Шрифт:
Интервал:
Закладка:
– Нам часто нужен посторонний, чтобы заметить очевидное. Когда-нибудь вы поймете смысл розового и белого.
Я смотрю на Марка.
– Никогда не думала, что цвета что-то значат, – говорю я. – Двадцать лет, а до меня так и не дошло.
– А я до сих пор не знаю, что значат розовый и белый, – говорит он, слегка тушуясь и нажимая на третью, последнюю ссылку.
14 сентября 2013 г.
Я вошел через переднюю дверь, навстречу мне бросились буйный Неттл и сияющая Клэр.
– Я скучала без тебя, Марк. Так обидно, что тебе пришлось ночевать в Лондоне.
Я вешаю пальто на крючок и направляюсь в кухню, не смея встретиться с ней взглядом.

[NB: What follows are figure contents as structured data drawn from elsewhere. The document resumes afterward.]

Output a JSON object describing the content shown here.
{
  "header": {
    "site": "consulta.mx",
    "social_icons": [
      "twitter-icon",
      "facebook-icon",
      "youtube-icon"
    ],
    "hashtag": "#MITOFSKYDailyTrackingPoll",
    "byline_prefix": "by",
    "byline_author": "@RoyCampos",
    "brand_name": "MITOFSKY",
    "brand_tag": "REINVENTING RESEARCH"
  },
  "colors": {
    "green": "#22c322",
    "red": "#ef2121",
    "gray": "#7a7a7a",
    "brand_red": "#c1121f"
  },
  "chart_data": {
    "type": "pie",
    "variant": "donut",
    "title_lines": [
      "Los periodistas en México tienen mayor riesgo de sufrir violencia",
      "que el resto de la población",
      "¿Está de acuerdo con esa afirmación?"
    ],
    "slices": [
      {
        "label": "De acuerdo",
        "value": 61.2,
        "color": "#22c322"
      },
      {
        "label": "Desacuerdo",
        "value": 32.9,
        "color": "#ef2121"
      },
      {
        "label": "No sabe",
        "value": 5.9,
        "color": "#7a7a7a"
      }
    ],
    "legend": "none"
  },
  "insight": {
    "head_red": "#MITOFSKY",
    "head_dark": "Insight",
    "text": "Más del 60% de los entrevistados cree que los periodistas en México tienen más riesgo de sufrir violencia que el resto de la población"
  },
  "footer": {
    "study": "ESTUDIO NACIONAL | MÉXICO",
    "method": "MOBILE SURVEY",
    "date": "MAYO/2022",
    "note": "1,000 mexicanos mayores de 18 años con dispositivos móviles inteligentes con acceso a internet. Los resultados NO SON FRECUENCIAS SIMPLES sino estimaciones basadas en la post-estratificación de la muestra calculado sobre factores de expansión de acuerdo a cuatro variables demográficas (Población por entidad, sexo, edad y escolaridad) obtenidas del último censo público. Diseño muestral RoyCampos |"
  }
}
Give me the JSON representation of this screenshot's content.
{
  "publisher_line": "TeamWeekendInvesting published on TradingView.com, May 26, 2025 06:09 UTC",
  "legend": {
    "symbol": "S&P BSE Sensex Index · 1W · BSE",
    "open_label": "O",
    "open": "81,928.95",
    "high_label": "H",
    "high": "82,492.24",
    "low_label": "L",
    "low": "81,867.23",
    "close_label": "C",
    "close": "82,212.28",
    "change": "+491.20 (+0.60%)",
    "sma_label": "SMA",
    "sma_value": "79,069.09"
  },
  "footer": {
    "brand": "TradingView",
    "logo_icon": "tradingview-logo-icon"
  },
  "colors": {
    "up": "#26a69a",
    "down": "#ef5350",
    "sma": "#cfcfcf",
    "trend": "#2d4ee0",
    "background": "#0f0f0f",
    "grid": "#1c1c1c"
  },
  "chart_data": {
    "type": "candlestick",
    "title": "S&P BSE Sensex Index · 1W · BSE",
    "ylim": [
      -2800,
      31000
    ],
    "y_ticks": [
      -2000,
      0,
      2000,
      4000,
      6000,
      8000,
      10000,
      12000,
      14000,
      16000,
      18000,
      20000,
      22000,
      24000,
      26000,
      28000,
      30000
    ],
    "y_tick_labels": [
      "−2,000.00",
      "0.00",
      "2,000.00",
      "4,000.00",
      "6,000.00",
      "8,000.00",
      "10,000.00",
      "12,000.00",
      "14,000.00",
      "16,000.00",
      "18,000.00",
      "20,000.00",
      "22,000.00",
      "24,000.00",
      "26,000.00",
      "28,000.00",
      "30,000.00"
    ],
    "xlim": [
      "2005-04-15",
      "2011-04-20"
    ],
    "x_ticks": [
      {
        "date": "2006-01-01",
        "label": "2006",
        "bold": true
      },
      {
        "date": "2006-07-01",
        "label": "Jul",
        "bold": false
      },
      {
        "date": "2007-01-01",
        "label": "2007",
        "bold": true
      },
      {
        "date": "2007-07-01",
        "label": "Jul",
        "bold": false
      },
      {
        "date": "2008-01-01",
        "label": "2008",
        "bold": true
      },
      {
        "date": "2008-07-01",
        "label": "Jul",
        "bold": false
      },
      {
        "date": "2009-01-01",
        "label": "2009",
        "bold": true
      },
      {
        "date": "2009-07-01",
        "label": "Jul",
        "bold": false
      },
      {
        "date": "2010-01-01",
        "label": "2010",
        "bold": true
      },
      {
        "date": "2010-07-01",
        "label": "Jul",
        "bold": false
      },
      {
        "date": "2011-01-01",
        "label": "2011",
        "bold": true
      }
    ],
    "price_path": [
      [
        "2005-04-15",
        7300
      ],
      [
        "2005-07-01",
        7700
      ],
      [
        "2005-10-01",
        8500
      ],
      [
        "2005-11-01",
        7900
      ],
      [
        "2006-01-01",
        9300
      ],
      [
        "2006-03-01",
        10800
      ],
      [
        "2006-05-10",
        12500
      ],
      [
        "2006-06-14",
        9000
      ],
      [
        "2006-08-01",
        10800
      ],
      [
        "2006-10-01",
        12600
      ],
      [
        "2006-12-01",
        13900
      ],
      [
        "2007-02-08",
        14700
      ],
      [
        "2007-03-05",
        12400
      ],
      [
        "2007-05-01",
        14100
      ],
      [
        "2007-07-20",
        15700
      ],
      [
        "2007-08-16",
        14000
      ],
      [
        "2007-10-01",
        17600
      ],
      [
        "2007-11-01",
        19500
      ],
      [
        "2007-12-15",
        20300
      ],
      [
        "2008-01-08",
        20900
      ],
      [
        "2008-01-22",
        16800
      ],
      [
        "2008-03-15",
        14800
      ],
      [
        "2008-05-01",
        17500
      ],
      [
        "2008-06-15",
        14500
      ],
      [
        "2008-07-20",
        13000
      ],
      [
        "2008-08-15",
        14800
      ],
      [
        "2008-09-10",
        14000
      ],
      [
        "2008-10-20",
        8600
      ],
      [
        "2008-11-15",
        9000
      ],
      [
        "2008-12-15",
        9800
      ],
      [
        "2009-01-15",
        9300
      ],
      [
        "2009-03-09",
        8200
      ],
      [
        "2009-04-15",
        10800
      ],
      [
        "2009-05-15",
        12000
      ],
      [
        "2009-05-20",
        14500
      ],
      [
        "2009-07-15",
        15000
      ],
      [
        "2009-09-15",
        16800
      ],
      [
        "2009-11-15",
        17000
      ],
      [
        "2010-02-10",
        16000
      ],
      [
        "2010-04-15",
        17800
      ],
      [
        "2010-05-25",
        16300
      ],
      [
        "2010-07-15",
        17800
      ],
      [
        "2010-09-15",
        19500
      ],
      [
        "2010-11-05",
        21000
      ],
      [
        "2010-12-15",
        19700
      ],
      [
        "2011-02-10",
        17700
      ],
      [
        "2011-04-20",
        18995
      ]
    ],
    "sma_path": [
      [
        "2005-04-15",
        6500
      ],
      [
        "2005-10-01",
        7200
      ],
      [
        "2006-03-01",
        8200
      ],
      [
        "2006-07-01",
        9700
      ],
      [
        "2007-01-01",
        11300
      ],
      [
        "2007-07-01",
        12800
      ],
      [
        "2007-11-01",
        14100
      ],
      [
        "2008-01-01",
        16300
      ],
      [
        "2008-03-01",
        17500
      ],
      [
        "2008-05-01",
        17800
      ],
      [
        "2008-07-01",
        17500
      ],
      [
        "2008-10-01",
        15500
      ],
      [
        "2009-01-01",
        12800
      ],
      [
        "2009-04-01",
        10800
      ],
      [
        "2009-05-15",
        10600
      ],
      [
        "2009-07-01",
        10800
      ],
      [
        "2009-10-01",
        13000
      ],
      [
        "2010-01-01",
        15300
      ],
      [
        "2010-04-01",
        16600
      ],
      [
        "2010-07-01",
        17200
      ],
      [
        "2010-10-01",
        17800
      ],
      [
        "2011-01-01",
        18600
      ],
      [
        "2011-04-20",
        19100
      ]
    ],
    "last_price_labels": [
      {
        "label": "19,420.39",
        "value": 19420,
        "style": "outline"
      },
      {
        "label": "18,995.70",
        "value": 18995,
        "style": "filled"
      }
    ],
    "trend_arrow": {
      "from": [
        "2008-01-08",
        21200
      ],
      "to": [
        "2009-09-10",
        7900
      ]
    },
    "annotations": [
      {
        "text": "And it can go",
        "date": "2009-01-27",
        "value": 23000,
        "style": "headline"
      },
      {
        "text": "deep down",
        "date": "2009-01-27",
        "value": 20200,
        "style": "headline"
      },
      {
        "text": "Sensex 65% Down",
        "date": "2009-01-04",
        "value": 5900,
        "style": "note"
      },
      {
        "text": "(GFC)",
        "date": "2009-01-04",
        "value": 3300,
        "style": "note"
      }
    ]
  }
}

– Ты вчера принимала таблетки?
– Да. Я себя нормально чувствую. Просто соскучилась. Готовлю твое любимое рагу из кролика.
Я не был уверен, что смогу положиться на свой голос, но что-то нужно было ответить.
– Ох, Клэр. Ну зачем ты? Мне тоже… гм… неприятно, что я опоздал вчера на последний кембриджский поезд.
Но мне стало в два раза неприятнее, когда, войдя в кухню, я окунулся в густой, пряный запах кроличьего мяса и лаврового листа, поднимавшийся от кипящего на плите варева. Надежный, уютный, повседневный запах семейного очага. Огромный контраст с ароматом пропитанных магнолией свечей, что заполнял вчера ночью номер 261 отеля «Кандински». И смешивался с мускусным бергамотом, которым эта женщина щедро обрызгала свои запястья и шею.
Запах страсти.
Если магнолия и бергамот пахнут страстью, могут ли кролик и лавровый лист обрести запах любви?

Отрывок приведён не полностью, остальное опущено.